Kalyeena Makortoff and Jane Croft 

Co-op bank brand may disappear within years in Coventry Building Society deal

New owner leaves door open to dropping ethical bank’s name after £780m agreement that will create lender with 5m customers
  
  

A Co-operative Bank sign hangs outside one of its branches
The Co-operative Bank will become a subsidiary of Coventry Building Society. Photograph: Hannah McKay/Reuters

The Co-operative Bank brand is on track to disappear from UK high streets, after Coventry Building Society confirmed it would acquire the bank from its hedge-fund owners in a £780m deal.

The deal was finalised after Coventry said it made a non-binding cash offer for the bank last month that will create a lender with almost 5 million customers and an £89bn balance sheet, and return the bank to its mutual roots.

While the new owner will keep the Co-operative Bank name throughout the integration period – which is likely to last “several years” – it has left the door open to dropping the brand long-term.

The move would dissociate the enlarged group from a series of scandals including an accounting blunder that left a £1.5bn black hole in its finances in 2013, and forced it to separate from the Co-operative Group and into new hedge-fund ownership.

Its reputation also suffered when the bank’s former chair Paul Flowers, a former Labour councillor and Methodist church minister nicknamed the “Crystal Methodist”, pleaded guilty to possession of cocaine, crystal meth and ketamine in 2014.

Coventry declined to comment on long-term plans for the brand, referring only to a published statement, which said the banks would “continue to operate under their current names and branding while we carry out the work needed to provide a joined-up service. We expect this to take several years.”

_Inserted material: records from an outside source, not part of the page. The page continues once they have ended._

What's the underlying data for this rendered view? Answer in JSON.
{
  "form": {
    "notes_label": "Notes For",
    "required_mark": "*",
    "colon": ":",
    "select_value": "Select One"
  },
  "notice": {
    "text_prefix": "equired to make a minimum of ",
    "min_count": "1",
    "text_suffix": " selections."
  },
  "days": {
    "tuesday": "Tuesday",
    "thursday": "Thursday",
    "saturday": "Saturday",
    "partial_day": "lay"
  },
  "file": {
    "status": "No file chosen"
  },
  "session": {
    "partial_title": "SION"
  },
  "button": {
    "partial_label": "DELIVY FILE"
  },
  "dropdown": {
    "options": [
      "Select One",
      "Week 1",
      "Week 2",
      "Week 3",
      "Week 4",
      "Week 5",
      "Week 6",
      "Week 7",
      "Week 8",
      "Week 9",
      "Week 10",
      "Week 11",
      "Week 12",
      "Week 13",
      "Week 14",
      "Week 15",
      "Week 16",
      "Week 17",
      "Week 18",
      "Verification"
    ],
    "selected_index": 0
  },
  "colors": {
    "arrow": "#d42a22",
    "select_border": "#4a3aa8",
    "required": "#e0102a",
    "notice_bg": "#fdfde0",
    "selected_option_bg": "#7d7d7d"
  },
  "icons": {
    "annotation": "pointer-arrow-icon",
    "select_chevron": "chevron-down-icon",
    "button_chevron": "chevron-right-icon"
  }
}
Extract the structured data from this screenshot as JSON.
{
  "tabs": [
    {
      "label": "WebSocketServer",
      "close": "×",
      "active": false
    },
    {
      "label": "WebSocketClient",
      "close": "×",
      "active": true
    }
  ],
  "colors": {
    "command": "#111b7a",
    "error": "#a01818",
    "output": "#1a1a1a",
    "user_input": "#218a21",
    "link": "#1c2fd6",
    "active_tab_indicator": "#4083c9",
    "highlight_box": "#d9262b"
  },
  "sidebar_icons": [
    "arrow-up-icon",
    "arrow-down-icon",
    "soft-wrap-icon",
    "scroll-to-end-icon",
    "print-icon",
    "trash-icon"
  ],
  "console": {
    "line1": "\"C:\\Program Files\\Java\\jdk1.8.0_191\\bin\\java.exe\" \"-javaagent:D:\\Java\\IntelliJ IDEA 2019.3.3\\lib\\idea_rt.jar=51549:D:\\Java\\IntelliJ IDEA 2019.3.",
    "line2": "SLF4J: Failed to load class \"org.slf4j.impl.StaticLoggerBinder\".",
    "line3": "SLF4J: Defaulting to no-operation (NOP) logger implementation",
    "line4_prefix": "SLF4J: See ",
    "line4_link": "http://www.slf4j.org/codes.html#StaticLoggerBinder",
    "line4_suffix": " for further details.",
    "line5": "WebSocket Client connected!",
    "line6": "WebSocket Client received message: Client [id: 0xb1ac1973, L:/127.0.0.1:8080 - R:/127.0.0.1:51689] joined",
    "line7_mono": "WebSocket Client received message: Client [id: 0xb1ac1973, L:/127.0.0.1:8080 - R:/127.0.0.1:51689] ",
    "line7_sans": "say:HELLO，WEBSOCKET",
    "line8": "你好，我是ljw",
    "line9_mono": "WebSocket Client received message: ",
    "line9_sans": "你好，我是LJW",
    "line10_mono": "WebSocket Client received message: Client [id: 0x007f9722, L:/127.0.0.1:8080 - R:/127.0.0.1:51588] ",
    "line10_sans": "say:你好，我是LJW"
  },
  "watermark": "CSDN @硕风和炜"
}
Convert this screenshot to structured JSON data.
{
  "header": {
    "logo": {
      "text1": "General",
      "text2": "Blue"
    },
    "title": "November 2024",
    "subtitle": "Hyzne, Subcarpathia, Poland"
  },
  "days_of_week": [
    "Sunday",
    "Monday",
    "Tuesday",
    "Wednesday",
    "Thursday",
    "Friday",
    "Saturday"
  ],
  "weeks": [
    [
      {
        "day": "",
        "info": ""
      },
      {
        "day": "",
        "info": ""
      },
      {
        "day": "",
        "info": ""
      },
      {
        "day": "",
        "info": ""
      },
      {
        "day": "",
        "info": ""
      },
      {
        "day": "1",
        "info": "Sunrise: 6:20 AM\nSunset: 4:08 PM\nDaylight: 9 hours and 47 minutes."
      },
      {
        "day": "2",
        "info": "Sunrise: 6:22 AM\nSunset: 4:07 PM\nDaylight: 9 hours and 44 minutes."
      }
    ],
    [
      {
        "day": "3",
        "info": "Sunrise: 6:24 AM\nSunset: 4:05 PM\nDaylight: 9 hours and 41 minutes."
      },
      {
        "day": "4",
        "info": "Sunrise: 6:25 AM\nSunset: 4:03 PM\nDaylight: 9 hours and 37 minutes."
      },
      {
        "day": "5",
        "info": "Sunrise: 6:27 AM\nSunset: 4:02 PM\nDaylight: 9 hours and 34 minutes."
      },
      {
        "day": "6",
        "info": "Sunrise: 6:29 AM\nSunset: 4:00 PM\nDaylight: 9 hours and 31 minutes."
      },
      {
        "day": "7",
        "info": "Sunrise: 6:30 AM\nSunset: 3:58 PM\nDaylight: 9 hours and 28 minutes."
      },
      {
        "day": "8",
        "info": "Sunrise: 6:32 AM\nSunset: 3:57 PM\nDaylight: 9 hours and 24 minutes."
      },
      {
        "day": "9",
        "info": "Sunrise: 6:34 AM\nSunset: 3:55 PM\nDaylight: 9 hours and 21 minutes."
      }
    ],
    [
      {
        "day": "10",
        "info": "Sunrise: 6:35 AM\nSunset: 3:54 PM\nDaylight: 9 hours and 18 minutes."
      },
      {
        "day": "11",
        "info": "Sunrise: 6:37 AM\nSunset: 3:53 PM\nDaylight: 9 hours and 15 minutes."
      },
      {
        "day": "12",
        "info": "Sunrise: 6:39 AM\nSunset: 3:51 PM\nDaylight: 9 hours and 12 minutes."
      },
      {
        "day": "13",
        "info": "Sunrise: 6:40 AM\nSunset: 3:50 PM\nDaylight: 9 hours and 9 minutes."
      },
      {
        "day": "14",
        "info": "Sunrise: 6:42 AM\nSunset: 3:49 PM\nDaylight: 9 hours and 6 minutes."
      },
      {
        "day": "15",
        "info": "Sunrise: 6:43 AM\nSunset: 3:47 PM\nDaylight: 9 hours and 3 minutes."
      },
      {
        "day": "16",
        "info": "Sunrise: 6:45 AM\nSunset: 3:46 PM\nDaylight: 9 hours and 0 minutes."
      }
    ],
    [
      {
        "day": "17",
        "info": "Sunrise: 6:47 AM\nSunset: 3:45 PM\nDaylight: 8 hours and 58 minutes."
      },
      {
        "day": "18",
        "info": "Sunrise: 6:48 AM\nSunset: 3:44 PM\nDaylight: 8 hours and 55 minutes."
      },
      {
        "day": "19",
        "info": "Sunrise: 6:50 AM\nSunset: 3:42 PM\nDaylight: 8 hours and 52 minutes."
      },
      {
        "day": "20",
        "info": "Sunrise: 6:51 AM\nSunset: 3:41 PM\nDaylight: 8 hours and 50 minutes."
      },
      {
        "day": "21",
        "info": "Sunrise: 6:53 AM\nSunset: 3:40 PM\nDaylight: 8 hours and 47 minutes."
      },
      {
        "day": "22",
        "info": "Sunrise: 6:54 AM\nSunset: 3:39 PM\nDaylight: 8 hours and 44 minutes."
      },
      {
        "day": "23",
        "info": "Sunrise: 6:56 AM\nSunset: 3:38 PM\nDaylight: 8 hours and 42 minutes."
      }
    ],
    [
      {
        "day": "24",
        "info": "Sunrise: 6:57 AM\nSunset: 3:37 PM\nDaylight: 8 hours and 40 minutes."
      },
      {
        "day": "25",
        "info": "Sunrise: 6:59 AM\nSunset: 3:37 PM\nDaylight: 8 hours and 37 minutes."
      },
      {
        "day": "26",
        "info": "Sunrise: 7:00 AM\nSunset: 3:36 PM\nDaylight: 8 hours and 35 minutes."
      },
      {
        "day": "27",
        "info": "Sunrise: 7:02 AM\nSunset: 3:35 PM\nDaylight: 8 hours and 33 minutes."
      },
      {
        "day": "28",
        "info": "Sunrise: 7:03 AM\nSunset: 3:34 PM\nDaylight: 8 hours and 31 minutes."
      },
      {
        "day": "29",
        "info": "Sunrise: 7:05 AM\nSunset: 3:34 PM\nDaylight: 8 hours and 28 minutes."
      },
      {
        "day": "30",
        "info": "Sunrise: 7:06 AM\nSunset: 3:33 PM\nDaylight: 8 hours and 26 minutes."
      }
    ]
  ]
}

The building society also declined to comment on whether the Co-operative Bank’s ethical commitments would be maintained after the takeover. However, a spokesperson stressed that Coventry had obtained B Corp certification in 2023, which is meant to signal that a company upholds high standards in its dealings with staff, the community, customers and the environment.

The Co-operative Bank had only been allowed to continue using the Co-op name, despite being majority-owned by hedge funds, because it built an ethical policy into its articles of association. Use of the Co-op name is governed by regulation and overseen by the government and the Co-operatives UK body.

These parties keep its right to the name under review and could withdraw it at any time.

Coventry, which is the UK’s second largest building society by group assets, said it remained committed to mutuality and the deal would allow the newly combined lender to increase its share of the mortgage market as well as give it a position in the current account and business banking markets.

The Co-operative Bank, which has 2.5 million retail customers and 94,000 small business customers, will become a subsidiary of Coventry Building Society, marking a return to its mutual roots.

The ethical lender, which was founded in 1872, traces its origins back to the Co-operative Wholesale Society, the body that would become the Co-operative Group, which provided financial services to the wider co-operative member-owned movement in Britain.

Coventry said it did not need to seek a member vote for the deal under the Building Societies Act 1986. The structure of the Co-operative deal means that up to £125m will be deferred for a period of three years from completion, subject to future performance, and the transaction is expected to be completed in the first quarter of 2025, with integration taking place over several years.

The deal is part of a wave of consolidation among the banking sector this year, including Nationwide, the largest building society, which has agreed a £2.9bn takeover of Virgin Money. Nationwide also decided not to give its members a vote on the Virgin Money takeover.

During the integration period, Coventry and the Co-operative will retain their banking licences and will be headed by David Thorburn as chair and Steve Hughes as chief executive.

Thorburn, the chair of Coventry Building Society, called the deal a “transformational moment” for both organisations that would create a “stronger mutual business”.

Nick Slape, the chief executive of Co-operative Bank Holdings, said it was a “natural next step”.